2. The fluid reservoir of claim 1, wherein the flexible wall comprises a first flexible layer integrally formed on the inner wall of the reservoir body, and the aperture structure comprises a plurality of first apertures spaced apart from the first flexible layer, the first apertures forming at least a portion of the pressure relief space.

3. The reservoir of claim 2, wherein the first aperture extends through to a side of the first flexible layer facing the reservoir space, the first aperture being capillary such that fluid within the reservoir space expands when heated into the first aperture.

4. A reservoir according to claim 3, wherein the first aperture has a pore size of 0.2mm to 0.8mm.

5. A reservoir according to claim 3, wherein the first flexible layer has integrally connected pressure relief and sealing regions, the pressure relief region being disposed on an inner wall of the reservoir body in a region facing the reservoir space, the sealing region extending to the open end for sealing engagement with the external component, the first aperture being disposed on the pressure relief region.

6. The liquid storage container according to claim 2, wherein the flexible wall further comprises a second flexible layer provided on one side of the first flexible layer in the thickness direction to reduce heat transfer of the flexible wall from the container body to the liquid storage space direction.

7. The fluid storage container according to claim 6, wherein the first flexible layer has a pressure relief area and a sealing area integrally connected, the pressure relief area being disposed on an inner wall of the container body in a region facing the fluid storage space, the sealing area extending to the open end, the first aperture being disposed at least in the pressure relief area;

The second flexible layer is arranged on one surface of the first flexible layer facing the liquid storage space, the second flexible layer at least partially covers the pressure relief area and the sealing area of the first flexible layer, and at least the part of the second flexible layer covering the sealing area is a non-porous layer and is used for being in sealing contact with the external part.

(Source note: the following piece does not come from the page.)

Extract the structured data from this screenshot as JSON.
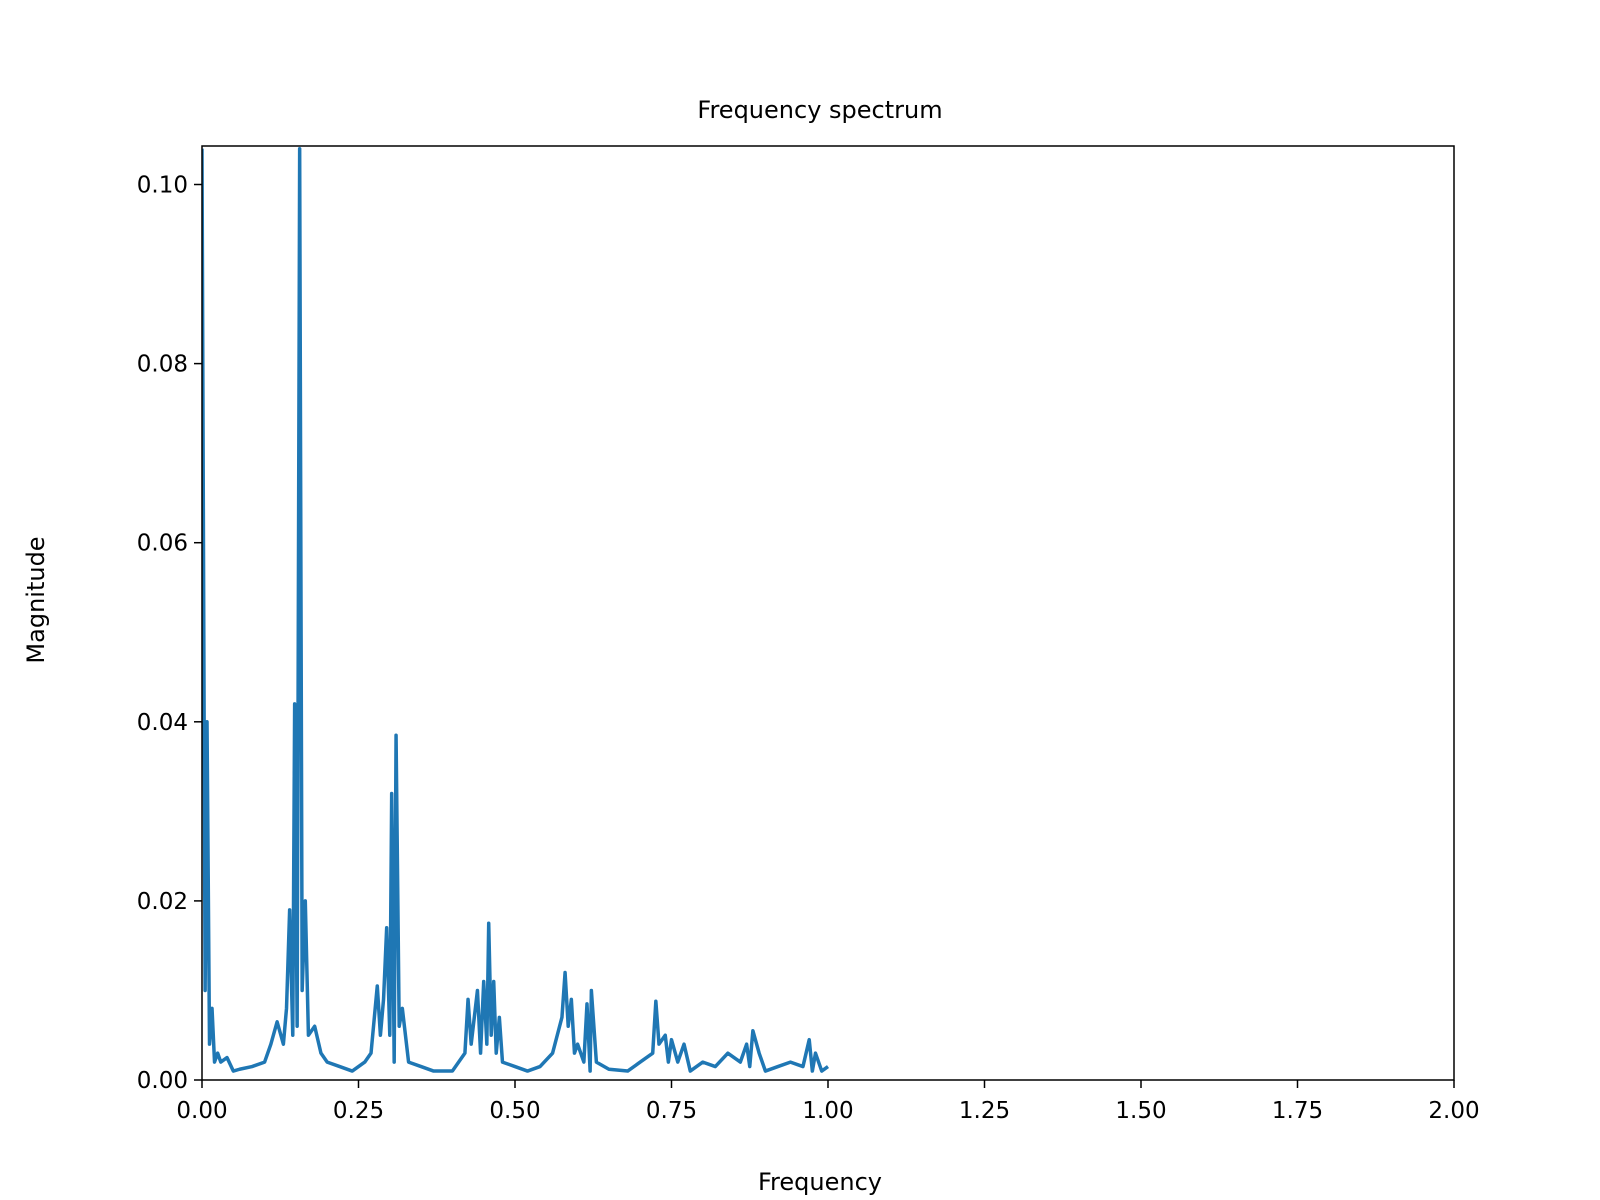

8. The reservoir of claim 7, wherein the second flexible layers each cover the first aperture of the first flexible layer;

In the pressure relief area, the pore structure further comprises a plurality of second holes which are arranged on the second flexible layer at intervals, and at least part of the second holes are communicated with at least part of the first holes in a one-to-one correspondence manner;

When the fluid in the liquid storage space expands due to heating, the fluid can sequentially enter the second hole and the first hole in the pressure relief area.

9. The reservoir of claim 8, wherein the second aperture is a capillary aperture and the second aperture has a smaller aperture than the first aperture.

10. A reservoir according to claim 9, wherein the second aperture has a pore size of 5% -30% of the pore size of the first aperture.

11. The reservoir of claim 7, wherein the second flexible layer has a hardness less than the hardness of the first flexible layer, and/or,

The wall thickness of the second flexible layer is less than the wall thickness of the first flexible layer.

12. The reservoir of claim 11, wherein the second flexible layer has a hardness of 10% -40% of the hardness of the wall of the first flexible layer, and/or,

The thickness of the second flexible layer is 25% -50% of the thickness of the first flexible layer.

13. A reservoir according to any one of claims 1 to 12, wherein the flexible wall has a wall thickness of 1mm to 6mm.

14. A reservoir according to any one of claims 1 to 12, wherein the body is of thermoplastic material and the flexible wall is of thermoplastic elastomer.

15. An atomizer for the use in a spray gun, characterized by comprising the following steps: an atomising assembly and a reservoir as claimed in any one of claims 1 to 14, wherein the atomising assembly is at least partially fitted to an opening of the reservoir and is disposed in communication with the reservoir space.